The second implication that comes from recommendations that relate to release of funds appears more significant, since there are several difficulties state governments face in ensuring a smooth flow of funds. Aiding that process is critical to the performance of these schemes. For example, the change in rule regarding the utilisation certificate may not count as a big bang reform, but has huge relevance for transfer of funds to the lower levels of government, and directly affects implementation.
The third implication is that this rationalisation process furthers the extent to which specific governments can be held accountable for delivery of services. In this column, I have previously lamented the phenomenon of ‘mutual denial of accountability’—when faced with poor outcomes, the centre blames state governments for poor implementation, while the state governments respond by saying that they have no control over how funds are spent. With these reforms, we make a bit of progress.

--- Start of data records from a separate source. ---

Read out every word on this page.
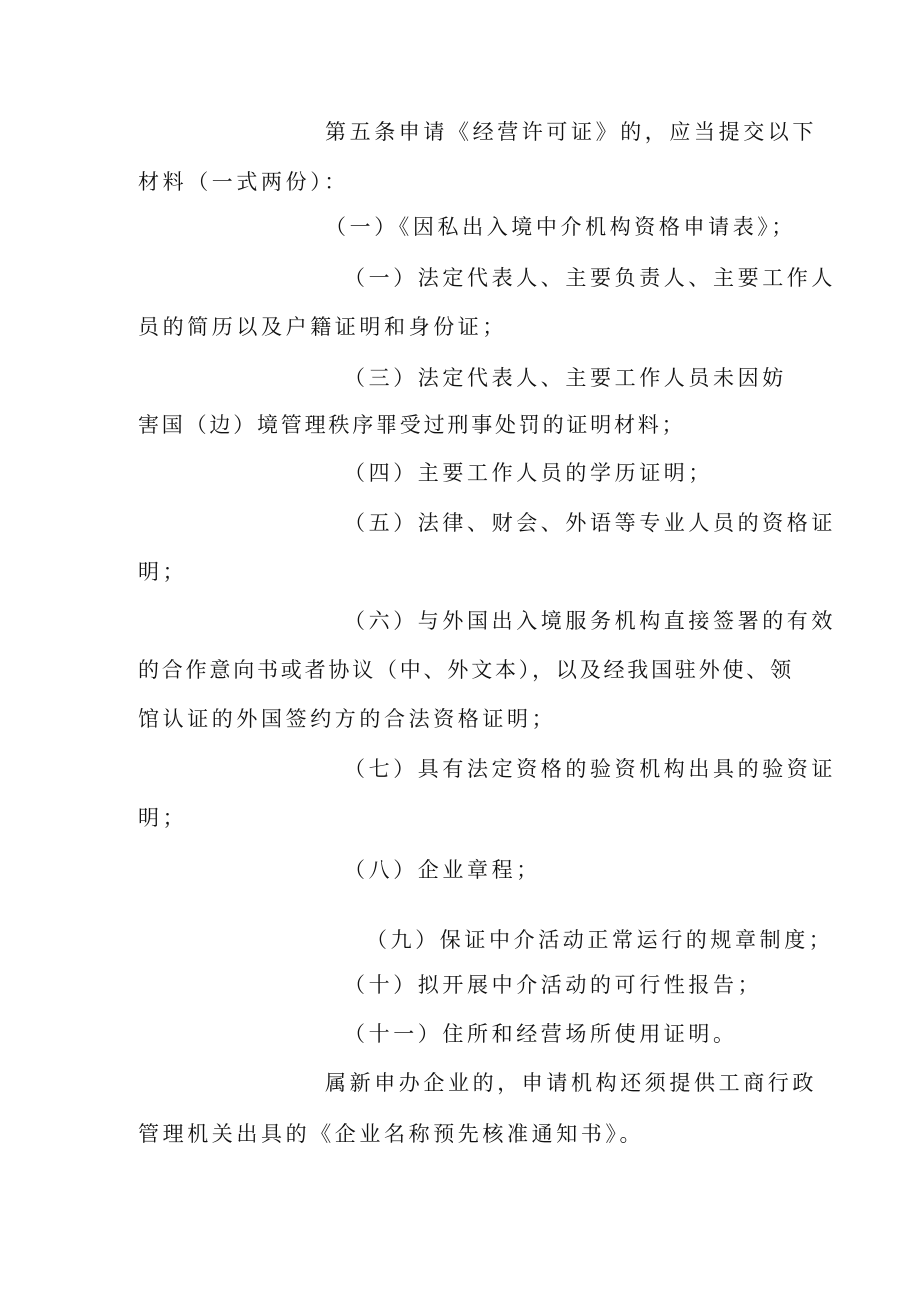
第五条申请《经营许可证》的，应当提交以下
材料（一式两份）：
（一）《因私出入境中介机构资格申请表》；
（一）法定代表人、主要负责人、主要工作人
员的简历以及户籍证明和身份证；
（三）法定代表人、主要工作人员未因妨
害国（边）境管理秩序罪受过刑事处罚的证明材料；
（四）主要工作人员的学历证明；
（五）法律、财会、外语等专业人员的资格证
明；
（六）与外国出入境服务机构直接签署的有效
的合作意向书或者协议（中、外文本），以及经我国驻外使、领
馆认证的外国签约方的合法资格证明；
（七）具有法定资格的验资机构出具的验资证
明；
（八）企业章程；
（九）保证中介活动正常运行的规章制度；
（十）拟开展中介活动的可行性报告；
（十一）住所和经营场所使用证明。
属新申办企业的，申请机构还须提供工商行政
管理机关出具的《企业名称预先核准通知书》。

But the circumstances right now are ripe for a major push forward. One option on the table should be a performance-linked financing model between the Centre and the state governments.
For the schemes designated ‘core’, state governments now contribute 40%. This means that it would be possible for state governments to initiate work in the year, and secure funds on the basis of performance. Performance of public schemes should be defined as a combination of immediate results (outputs) and long-term change (outcomes) in key indicators of interest. Given the greater flexibility that state governments have in choosing which components to invest their funds in, a truly performance-linked model can be designed. In time, one expects increases in both the state’s proportional contribution to these schemes, as well as further rationalisation of schemes. Even in the current arrangement that has umbrella schemes containing multiple disparate schemes, there is an opportunity to set headline sector targets while avoiding being prescriptive about the way state governments work towards achieving those targets.
There are several benefits in moving to a performance-linked financing model. It puts the onus of ensuring delivery on the state governments, and downwards, on the lower tiers as applicable. It also forces state governments to work on ironing out implementation issues, including setting up stronger monitoring systems, empowering lower bureaucracy, etc. The independent monitoring by Niti Aayog could then be used in this arrangement to verify the levels of achievement reported against the said indicators.
What we have so far are a set of gradual incremental steps towards reforming the CSS architecture in India. However, with the backdrop of ‘Team India’, the promise of improvements in implementation, and the stated intent to effect concrete CSS reforms that date back to the previous government, the current reforms seem not only too slow, but also far too little. The current government has tended to use technology as a means to leapfrog implementation challenges, but the basic institutional structure threatens to negate the expected benefits. Enhancing the levels of accountability for the quality of delivery, and pushing accountability down the implementation chain must take top priority in the ongoing reforms process.
Suvojit Chattopadhyay works on issues of governance and development. Over the last decade, he has worked with a range of development agencies in India, Ghana and Kenya.